Sinirle başını kaldırdı ve üzerime doğru bir adım atarak konuşmaya başladı. "Eğer biraz susarsan neden geldiğimizi söyleyeceğim."
Ateş, konuşmasının ardından, benden uzaklaşarak doğruldu ve bana dönerek, en sonunda benden ne konuda yardım isteyeceğini anlatmaya başladığında pür dikkat onu dinliyordum.

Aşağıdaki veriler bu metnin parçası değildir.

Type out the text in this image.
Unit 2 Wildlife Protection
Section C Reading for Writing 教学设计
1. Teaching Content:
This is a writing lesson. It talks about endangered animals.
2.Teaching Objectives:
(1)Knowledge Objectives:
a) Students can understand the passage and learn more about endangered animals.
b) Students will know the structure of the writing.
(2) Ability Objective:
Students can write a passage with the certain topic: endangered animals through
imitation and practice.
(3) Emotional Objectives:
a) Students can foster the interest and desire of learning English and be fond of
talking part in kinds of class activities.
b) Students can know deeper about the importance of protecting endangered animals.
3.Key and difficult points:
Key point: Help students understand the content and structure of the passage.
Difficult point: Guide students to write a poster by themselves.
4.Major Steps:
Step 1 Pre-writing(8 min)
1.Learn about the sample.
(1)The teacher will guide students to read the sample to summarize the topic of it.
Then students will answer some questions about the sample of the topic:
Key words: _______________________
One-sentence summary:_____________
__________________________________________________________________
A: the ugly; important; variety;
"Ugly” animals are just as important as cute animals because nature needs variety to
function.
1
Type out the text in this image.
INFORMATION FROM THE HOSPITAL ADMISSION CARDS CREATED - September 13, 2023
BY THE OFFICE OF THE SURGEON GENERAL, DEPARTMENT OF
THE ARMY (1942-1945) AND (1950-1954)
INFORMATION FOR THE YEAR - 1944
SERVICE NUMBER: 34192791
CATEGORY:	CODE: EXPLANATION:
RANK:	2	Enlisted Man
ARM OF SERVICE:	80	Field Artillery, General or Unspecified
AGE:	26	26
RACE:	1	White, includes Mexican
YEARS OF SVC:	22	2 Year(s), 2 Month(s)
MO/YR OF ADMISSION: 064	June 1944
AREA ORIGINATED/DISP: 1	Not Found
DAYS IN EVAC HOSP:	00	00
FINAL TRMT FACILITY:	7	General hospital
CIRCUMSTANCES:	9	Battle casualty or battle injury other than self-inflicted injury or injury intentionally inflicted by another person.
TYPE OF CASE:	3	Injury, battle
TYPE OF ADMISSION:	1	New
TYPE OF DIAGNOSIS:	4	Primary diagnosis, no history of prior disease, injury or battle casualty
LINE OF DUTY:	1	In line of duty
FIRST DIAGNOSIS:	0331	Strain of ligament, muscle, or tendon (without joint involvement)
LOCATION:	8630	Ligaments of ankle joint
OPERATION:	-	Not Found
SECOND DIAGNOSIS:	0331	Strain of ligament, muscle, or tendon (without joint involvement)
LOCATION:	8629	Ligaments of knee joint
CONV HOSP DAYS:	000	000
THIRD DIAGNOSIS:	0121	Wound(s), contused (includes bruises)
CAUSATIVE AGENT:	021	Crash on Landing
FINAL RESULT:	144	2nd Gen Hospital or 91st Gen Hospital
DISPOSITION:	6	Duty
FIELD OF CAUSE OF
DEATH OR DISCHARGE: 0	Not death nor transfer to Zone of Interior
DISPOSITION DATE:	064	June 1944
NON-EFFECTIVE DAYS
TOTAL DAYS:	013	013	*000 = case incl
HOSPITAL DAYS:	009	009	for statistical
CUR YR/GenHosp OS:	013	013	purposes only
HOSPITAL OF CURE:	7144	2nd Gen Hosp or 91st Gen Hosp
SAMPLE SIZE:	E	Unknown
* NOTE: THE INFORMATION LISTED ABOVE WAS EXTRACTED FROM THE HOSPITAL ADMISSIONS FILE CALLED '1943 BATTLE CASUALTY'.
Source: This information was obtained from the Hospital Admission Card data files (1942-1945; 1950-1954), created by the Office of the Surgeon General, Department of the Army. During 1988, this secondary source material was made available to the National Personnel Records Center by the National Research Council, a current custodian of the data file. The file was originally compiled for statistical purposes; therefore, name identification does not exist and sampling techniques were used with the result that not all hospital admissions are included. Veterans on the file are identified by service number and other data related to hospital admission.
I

"Senden yardım istediğim konu şu. Şimdi bu harabenin içindeki adamlarda benimle ilgili çok önemli bir belge var. Senin o belgeyi alıp bana getirmeni istiyorum."
Ateş`in, söylediklerinin şokuyla öylece kalakaldım. Ne yani, içerideki eli silahlı adamların yanına mı gitmemi istiyordu? Olayın şokuyla bağırarak konuştum, "Sen ne saçmalıyorsun?"
"Benim bir şey saçmaladığım yok ama senin anlamak konusunda sorunun var sanırım. Alt üstü içeriden bir belge getireceksin ve bu konuda burada kapanacak."
"Neden ben alıyorum, kendin alsana, ben yapamam."
"Eğer kendim alabilseydim, emin ol şu an seninle muhatap olmazdım."
Dediklerine bozulsam da belli etmeden konuştum. "Hem, sen alamadıysan ben hiç alamam."
“Yapabileceğini biliyorum. Eğer yapamayacağını bilseydim, emin ol şu an burada olmazdın."